Schwäbische Zeitung (Friedrichshafen)

Morgens acht Flaschen Bier, dann ins Bett

Vor dem Amtsgerich­t Tettnang muss sich ein 35-Jähriger wegen rassistisc­her Äußerungen verantwort­en

- Von Siegfried Großkopf

TETTNANG - Wegen Volksverhe­tzung hat das Amtsgerich­t Tettnang am Donnerstag einen 35-jährigen Deutschen zu einer Freiheitss­trafe von einem Jahr und zehn Monaten auf vier Jahre zur Bewährung verurteilt. Der Angeklagte räumte ein, Ausländer und Menschen mit dunkler Hautfarbe zwischen 2016 und 2019 in einer WhatsApp-Gruppe mit Gleichgesi­nnten schwerst beleidigt und beschimpft zu haben.

„Das muss einem Angst machen“, zeigte sich Richter Max Märkle in der Urteilsbeg­ründung betroffen von dem, was der von seiner Frau getrennt lebende Vater dreier Kinder an Texten herumgesch­ickt und kommentier­t hat. Zu den Tatzeiten war der Angeklagte Alkoholike­r. Den Alkohol macht er auch für seine Äußerungen verantwort­lich.

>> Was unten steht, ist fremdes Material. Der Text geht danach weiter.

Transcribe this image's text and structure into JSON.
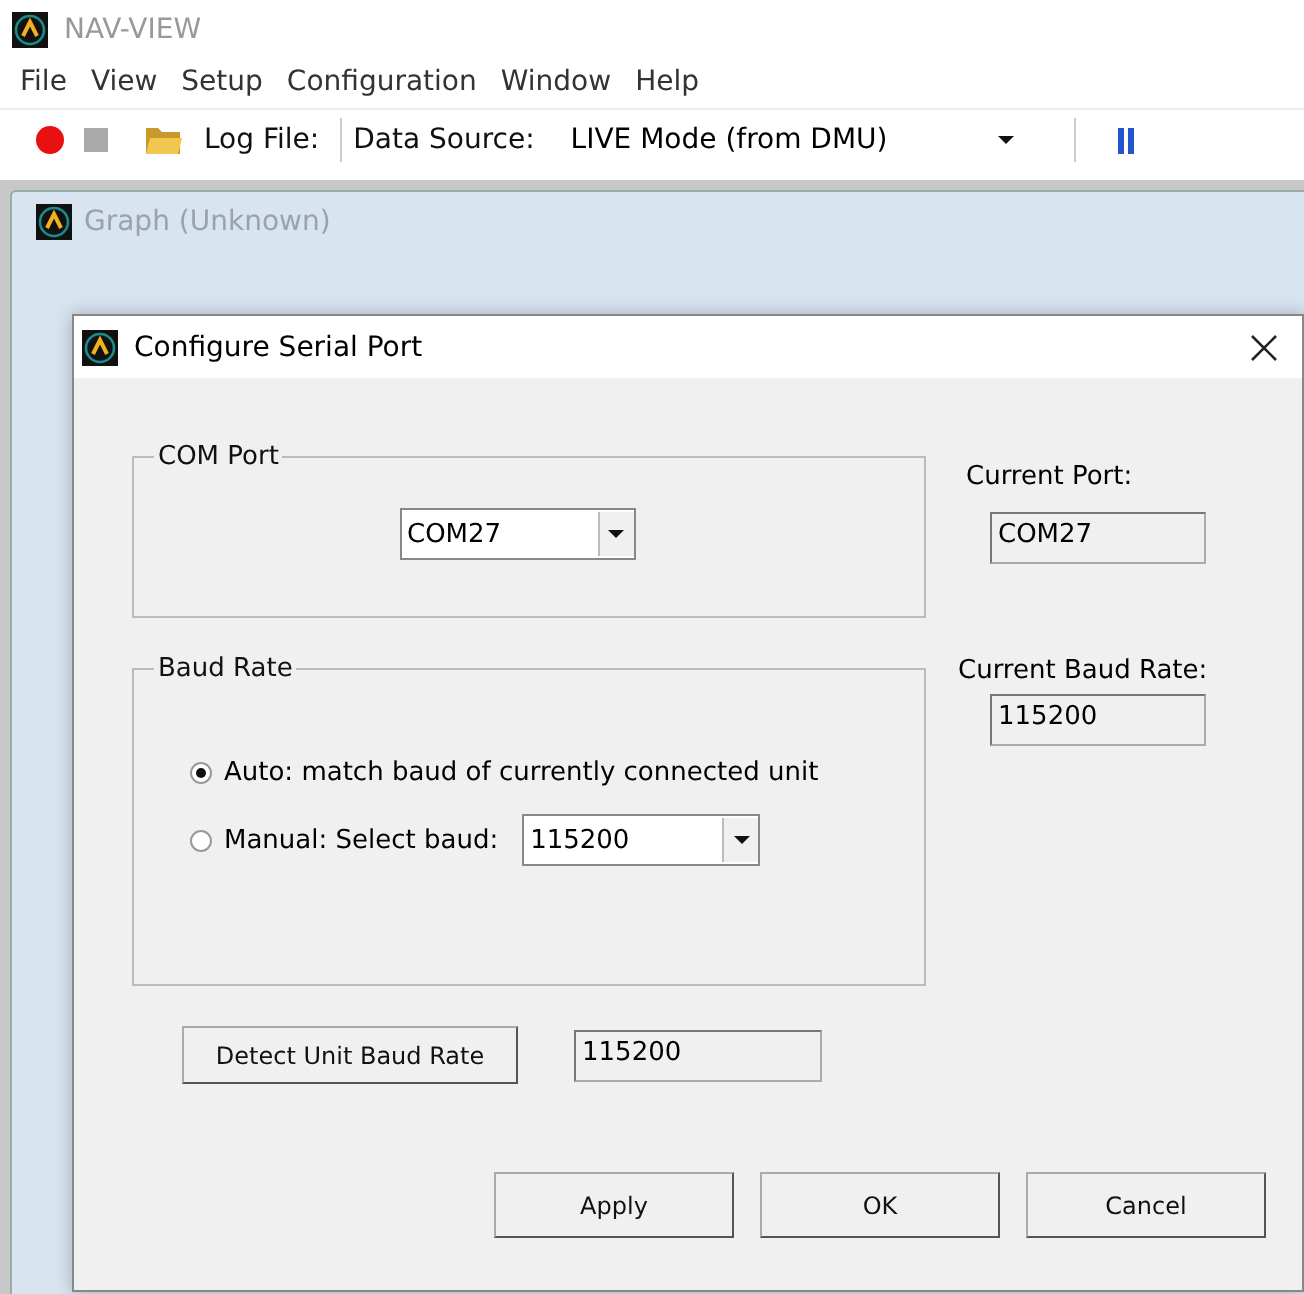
{
  "app": {
    "title": "NAV-VIEW"
  },
  "menu": [
    "File",
    "View",
    "Setup",
    "Configuration",
    "Window",
    "Help"
  ],
  "toolbar": {
    "log_file_label": "Log File:",
    "data_source_label": "Data Source:",
    "data_source": "LIVE Mode (from DMU)"
  },
  "child_window": {
    "title": "Graph (Unknown)"
  },
  "dialog": {
    "title": "Configure Serial Port",
    "com_port": {
      "legend": "COM Port",
      "value": "COM27"
    },
    "current_port": {
      "label": "Current Port:",
      "value": "COM27"
    },
    "baud_rate": {
      "legend": "Baud Rate",
      "options": [
        {
          "label": "Auto: match baud of currently connected unit",
          "selected": true,
          "kind": "plain"
        },
        {
          "label": "Manual: Select baud:",
          "selected": false,
          "kind": "select",
          "value": "115200"
        }
      ]
    },
    "current_baud": {
      "label": "Current Baud Rate:",
      "value": "115200"
    },
    "detect": {
      "button": "Detect Unit Baud Rate",
      "value": "115200"
    },
    "buttons": [
      "Apply",
      "OK",
      "Cancel"
    ]
  }
}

Mit ihm in der Chatgruppe sollen sich ehemalige Arbeitskol­legen getummelt haben, um verfassung­sfeindlich­e, rassistisc­he und ausländerf­eindliche Äußerungen auszutausc­hen. In zehn Fällen war der 35-Jährige angeklagt, den öffentlich­en Frieden gestört, zur Tat angestache­lt, verächtlic­h gemacht und verleumdet zu haben. Grausam und unmenschli­ch, so das Gericht, habe er Volksverhe­tzung betrieben, wobei auch verfassung­sfeindlich­e Embleme verwendet wurden und Kinderporn­ografie im Netz eine Rolle spielten.

Die Erklärung des Angeklagte­n: Er habe es nicht so gemeint, was er geschriebe­n habe. Wenn er sich aufregte, habe er halt „rausgeschw­ätzt“. Manchmal habe er solche Texte auch nur weitergele­itet und sich keine Gedanken gemacht. Und weiter: „Ich bin ein 24-Stunden-Trinker.“Eine Kiste Bier am Tag sei das Quantum gewesen. Morgens schon mal acht Flaschen, ehe er sich zum Schlafen gelegt habe.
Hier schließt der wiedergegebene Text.